Along the way there's plenty of crap model work, theft from multiple genres, clumsy telegraphed romance (Jackson lusts after the promiscuous Ilsa, who sleeps with just about everyone else, while Tucker ineptly tries to impress the indifferent Claire), cartoon sidekicks, insane machinery (at one point the team gets a sentai-style mech), bad acting, busty resistance fighters, improbable Nazi schemes, intentional racism (Asian characters are played by Caucasians in bad make-up while the second series, set in the eighties, very much implies that the vaguely tanned Pierre is actually meant to be black) and misogyny (take a shot every time a male character lamps a girl).

The series is endlessly inventive, refusing to just take the funny concept and have it sit there for six episodes. If anything the rampant escalation of silliness can sometimes be a little too breathless; Danger 5 firmly fits into the "British" model of cramming every scene with jokes instead of spreading them out across twenty-odd American-style. It's all played deadly straight by the leads, though in line with its' inspirations guest actors are wildly variable in terms of tone and many bit part players are intentionally dreadful. And at the heart of it there's clear affection for the genre; it takes a lot of money and love to make something look, sound and feel this bad while also keeping it hugely entertaining.

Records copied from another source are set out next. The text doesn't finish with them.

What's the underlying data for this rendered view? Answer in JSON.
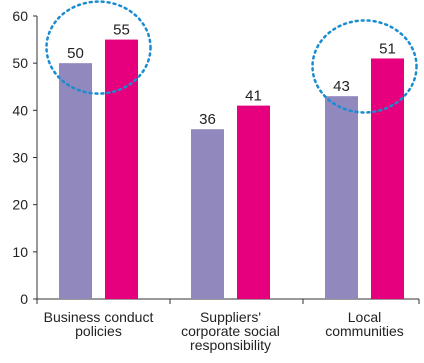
{
  "chart_data": {
    "type": "bar",
    "categories": [
      [
        "Business conduct",
        "policies"
      ],
      [
        "Suppliers'",
        "corporate social",
        "responsibility"
      ],
      [
        "Local",
        "communities"
      ]
    ],
    "series": [
      {
        "values": [
          50,
          36,
          43
        ],
        "color": "#9188be"
      },
      {
        "values": [
          55,
          41,
          51
        ],
        "color": "#e6007e"
      }
    ],
    "ylim": [
      0,
      60
    ],
    "yticks": [
      0,
      10,
      20,
      30,
      40,
      50,
      60
    ],
    "grid": false,
    "legend": "none",
    "highlighted_categories": [
      0,
      2
    ],
    "highlight_color": "#1a8ccf"
  }
}
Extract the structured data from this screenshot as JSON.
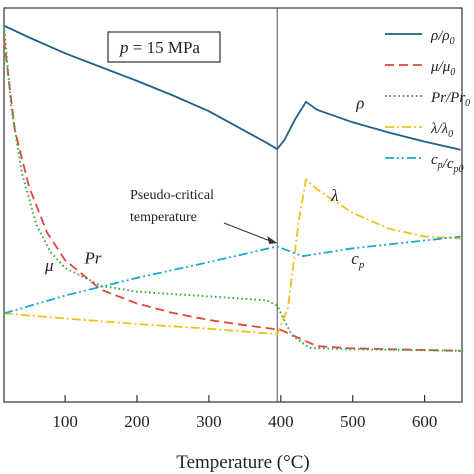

Sadly the series recently disappeared from Netflix in the UK - hopefully as a forerunner of a DVD release as it really does warrant a purchase. Instead there are currently only releases in Australia and Germany, which is a real shame - it deserves a wider audience and fully earns a place alongside Garth Marenghi's Darkplace for a fully immersive and utterly brilliant lampooning of cult TV.